Washington 2025 : la Banque mondiale et le FMI face au mur de la dette mondiale
Les Assemblées annuelles 2025 du Fonds monétaire international (FMI) et de la Banque mondiale, tenues à Washington du 13 au 18 octobre, ont mis en lumière une réalité inquiétante : la dette publique mondiale s’envole, les marges budgétaires s’amenuisent et les financements promis pour la transition économique tardent à se concrétiser. Dans un contexte géopolitique tendu et d’incertitude financière croissante, les institutions de Bretton Woods appellent à une réponse collective et à un sursaut d’efficacité dans la mobilisation des capitaux.
Au fil des échanges entre ministres, banquiers centraux et acteurs du secteur privé, le ton s’est voulu lucide. La dette mondiale, selon le dernier Fiscal Monitor du FMI, devrait franchir le cap symbolique des 100 % du PIB mondial d’ici 2029. Ce poids, déjà lourd pour les économies avancées, devient insoutenable pour nombre de pays à revenu faible ou intermédiaire, confrontés à des taux d’intérêt élevés et à des besoins sociaux pressants.
Dans plusieurs régions, l’endettement public absorbe désormais la quasi-totalité de la capacité d’investissement, limitant les politiques de relance et fragilisant la stabilité financière interne.
Au-delà du constat, les Assemblées de Washington ont cherché à tracer des pistes concrètes pour restaurer la confiance et financer la croissance. L’une des priorités affichées est la mobilisation du capital privé pour les projets d’infrastructure et de transition énergétique. La Banque mondiale, sous la houlette d’Ajay Banga, a insisté sur son ambition de devenir une institution capable non seulement de prêter, mais aussi de catalyser les investissements grâce à des mécanismes de partage de risques et de garanties.
« Nous devons passer du diagnostic à la mise en œuvre », a martelé le président du Groupe, appelant les gouvernements à “rendre les projets plus bancables et les cadres réglementaires plus prévisibles”.
Le Global Financial Stability Report du FMI, publié en marge des travaux, a également mis en garde contre les tensions persistantes sur les marchés de capitaux. Les conditions monétaires demeurent restrictives, les flux d’investissements vers les économies émergentes ralentissent, et les marchés obligataires restent vulnérables à un nouveau choc de taux.

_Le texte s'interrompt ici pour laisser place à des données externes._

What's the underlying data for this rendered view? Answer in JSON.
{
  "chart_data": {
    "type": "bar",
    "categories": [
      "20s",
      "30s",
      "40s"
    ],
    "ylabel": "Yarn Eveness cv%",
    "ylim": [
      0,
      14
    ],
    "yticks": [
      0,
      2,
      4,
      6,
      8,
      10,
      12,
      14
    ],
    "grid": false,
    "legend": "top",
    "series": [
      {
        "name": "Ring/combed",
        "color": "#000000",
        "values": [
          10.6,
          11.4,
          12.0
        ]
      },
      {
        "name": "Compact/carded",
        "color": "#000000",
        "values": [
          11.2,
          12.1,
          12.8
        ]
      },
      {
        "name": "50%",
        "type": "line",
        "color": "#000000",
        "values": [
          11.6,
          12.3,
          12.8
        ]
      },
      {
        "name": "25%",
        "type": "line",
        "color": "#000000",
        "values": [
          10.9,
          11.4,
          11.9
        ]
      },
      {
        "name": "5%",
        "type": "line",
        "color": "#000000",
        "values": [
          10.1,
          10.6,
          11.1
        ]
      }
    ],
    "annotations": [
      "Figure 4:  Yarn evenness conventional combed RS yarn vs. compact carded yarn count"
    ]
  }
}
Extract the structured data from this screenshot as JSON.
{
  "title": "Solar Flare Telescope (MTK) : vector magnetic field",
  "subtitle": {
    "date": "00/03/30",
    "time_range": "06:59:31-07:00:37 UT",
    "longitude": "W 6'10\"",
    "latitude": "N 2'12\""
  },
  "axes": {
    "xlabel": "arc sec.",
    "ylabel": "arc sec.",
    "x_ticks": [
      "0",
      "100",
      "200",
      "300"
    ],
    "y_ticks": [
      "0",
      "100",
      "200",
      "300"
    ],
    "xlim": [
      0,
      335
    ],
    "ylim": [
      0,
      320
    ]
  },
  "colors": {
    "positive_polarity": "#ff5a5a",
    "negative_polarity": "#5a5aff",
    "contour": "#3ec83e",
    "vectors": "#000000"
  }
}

Les discussions ont par ailleurs été dominées par la crainte d’un durcissement des tensions commerciales entre les grandes puissances, notamment les États-Unis et la Chine, qui pourrait freiner la reprise mondiale et perturber les chaînes d’approvisionnement.
Sur le plan structurel, la Banque mondiale et le FMI ont plaidé pour une refonte des cadres budgétaires et une meilleure transparence dans la gestion de la dette. Plusieurs responsables africains ont d’ailleurs souligné la nécessité d’accélérer la mise en place de mécanismes de restructuration plus équitables et plus rapides, afin d’éviter une crise de liquidité généralisée dans les pays vulnérables.
Malgré la gravité des constats, un certain optimisme a émergé autour des opportunités liées à la transition verte et numérique. La Banque mondiale a réaffirmé son engagement à financer des infrastructures résilientes et sobres en carbone, tout en soutenant les initiatives visant à attirer les fonds souverains et les investisseurs institutionnels vers les marchés émergents.
Mais entre promesses de financement et réalité des décaissements, le fossé demeure large. Les appels à une action rapide ont été nombreux, rappelant que la crédibilité des engagements se mesurera à l’aune de projets concrets capables de transformer durablement les économies.
Au terme des réunions, le sentiment dominant reste celui d’une urgence à agir. La dette mondiale n’est plus un risque théorique : elle est devenue un frein tangible à la croissance, à la stabilité et à l’investissement productif. Les institutions de Bretton Woods en sont conscientes, mais leur défi désormais est d’entraîner le monde avec elles — non plus dans un consensus de principes, mais dans un mouvement d’action.